Reasons for attacks on Azerbaijan - simpler than you think
Baku, Azerbaijan, May 4
By Tim Tal - Trend:
Azerbaijan has its hands full - dealing with the ongoing occupation of its lands, getting ready to hold the First European Games and being busy with energy-related projects.
A pair of extra hands would've been great - to strangle the attempts to smear the country's image on the international stage. The reasons for negative activity and black "PR" against Azerbaijan is explainable - as the country gains more political weight, the attacks increase. In recent years, the country has become bigger, in terms of reaching the next level of visibility and credibility on the world stage.
The world powers, standing at the "top level" have always been looking down on countries standing on a couple of levels below, and suppressed any attempts of those countries to "get to the next level". Azerbaijan however continues to climb the "ladder", and a lot of those who stand above, do not appreciate that.
Bigger states seem to have little understanding of how much Azerbaijan had to deal with throughout its 20-plus years of independence to reach where it is right now. That is, with the ongoing occupation of the country's territory by neighboring Armenia.
Today, Azerbaijan is vitally important for several reasons, the biggest of which is gas. Azerbaijan has initiated the TANAP project, which is part of a bigger Southern Gas Corridor. Azerbaijan is not only investing its own money into this, but it also offers Europe an alternative resource of gas supplies. Azerbaijan's energy policy is growing and many European countries are looking forward to what the country can provide. Eternal dependence on Russia today is hardly an option.
The fact that Azerbaijan is treated unfairly by the bigger countries is similar to discrimination. I am sure a lot of people in the US remember those days, when people of color would be denied jobs, services and even simple joys of life, simply because they were thought of as being inferior to the whites. Not that it is totally gone today, but still.
Similar thing is happening with Azerbaijan. The US, for example, is having enough of problems with human rights itself, which are vividly demonstrated all over the local media outlets. This is while Azerbaijan is being attacked with the same, the human rights issue - something that cannot be solved within a month, a year or even ten years.

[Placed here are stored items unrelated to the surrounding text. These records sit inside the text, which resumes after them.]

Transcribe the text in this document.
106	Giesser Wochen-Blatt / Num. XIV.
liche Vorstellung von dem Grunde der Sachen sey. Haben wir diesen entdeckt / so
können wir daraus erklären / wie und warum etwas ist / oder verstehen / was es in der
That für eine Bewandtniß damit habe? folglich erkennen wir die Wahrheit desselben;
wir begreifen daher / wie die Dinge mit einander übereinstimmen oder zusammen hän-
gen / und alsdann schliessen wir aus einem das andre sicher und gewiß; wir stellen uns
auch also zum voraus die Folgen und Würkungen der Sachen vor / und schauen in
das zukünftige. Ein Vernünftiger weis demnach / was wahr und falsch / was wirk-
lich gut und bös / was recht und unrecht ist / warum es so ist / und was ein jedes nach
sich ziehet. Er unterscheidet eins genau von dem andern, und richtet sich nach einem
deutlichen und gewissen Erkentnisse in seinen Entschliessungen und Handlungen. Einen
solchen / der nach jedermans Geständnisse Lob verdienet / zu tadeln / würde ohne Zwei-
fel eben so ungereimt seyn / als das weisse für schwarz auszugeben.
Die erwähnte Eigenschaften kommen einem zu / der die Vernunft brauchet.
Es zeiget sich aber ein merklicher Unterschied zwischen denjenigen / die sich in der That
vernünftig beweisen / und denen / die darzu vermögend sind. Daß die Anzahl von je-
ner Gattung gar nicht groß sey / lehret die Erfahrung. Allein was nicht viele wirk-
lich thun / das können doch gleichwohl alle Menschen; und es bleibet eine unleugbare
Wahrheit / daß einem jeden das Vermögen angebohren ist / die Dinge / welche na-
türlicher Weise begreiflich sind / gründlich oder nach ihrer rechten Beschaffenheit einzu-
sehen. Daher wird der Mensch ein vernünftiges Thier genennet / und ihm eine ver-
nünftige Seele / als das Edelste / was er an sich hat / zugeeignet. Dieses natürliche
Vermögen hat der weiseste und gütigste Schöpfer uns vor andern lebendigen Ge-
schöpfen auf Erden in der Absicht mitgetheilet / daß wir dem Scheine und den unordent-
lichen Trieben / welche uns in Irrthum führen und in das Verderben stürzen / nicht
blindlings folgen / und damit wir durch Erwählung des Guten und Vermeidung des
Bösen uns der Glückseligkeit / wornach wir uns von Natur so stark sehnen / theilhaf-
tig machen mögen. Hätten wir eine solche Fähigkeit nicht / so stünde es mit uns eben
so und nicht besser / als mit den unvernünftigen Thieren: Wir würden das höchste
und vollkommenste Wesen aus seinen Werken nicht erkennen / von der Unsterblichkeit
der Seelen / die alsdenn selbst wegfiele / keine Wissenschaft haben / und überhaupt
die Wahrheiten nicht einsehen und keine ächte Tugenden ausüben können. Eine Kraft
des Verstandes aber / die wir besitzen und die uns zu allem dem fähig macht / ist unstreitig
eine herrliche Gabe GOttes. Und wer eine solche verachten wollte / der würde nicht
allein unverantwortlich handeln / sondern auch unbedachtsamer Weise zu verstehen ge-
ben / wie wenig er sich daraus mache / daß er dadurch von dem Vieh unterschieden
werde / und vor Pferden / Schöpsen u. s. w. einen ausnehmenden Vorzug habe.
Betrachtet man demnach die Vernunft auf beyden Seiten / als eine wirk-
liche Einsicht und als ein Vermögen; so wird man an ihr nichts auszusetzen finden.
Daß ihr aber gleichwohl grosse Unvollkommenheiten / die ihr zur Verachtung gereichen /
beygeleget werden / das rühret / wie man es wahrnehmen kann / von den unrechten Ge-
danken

Some very important positive factors about Azerbaijan are often overlooked. Azerbaijan is a reliable partner, it co-exists in peace with its neighbors, except for Armenia (would you be friends with an aggressor, occupying your land?).
Many western politicians, groups and organizations claim that "oil-rich" Azerbaijan, that is carrying out its own independent policy, is where it is today for one reason only - because it has oil. This assumption is quite far from the truth, and to further explain it, I can settle for a very simple example from the world of sports.
We all know what team sports mean. Having a load of stars on a team doesn't necessarily mean the team will succeed and win a championship. A team of stars must be guided, guided by a coach that can point the team of stars into the right direction. That requires talent, vision.
Azerbaijan may have gotten lucky by being oil-rich, however if the policy carried out by the country's government was wrong - the country would've never reached its current position of the regional leader and someone the big part of Europe depends on.
And speaking of sports, Azerbaijan, being a small country, is taking on a huge responsibility by holding the First European Games.
For a country of Azerbaijan's size, such a big-scale event becomes even bigger in every possible term. As Azerbaijani leadership has pointed out numerous times before, if there wasn't confidence about the Games, Azerbaijan wouldn't step up to hold them in the first place.
Azerbaijan is currently asking for only two things - justice and cooperation. Some "big players" just need to get over the fact that a small country can learn from their experience and then take its own path towards development. Providing Azerbaijan with what it asks is actually not that much, considering the long-term benefits.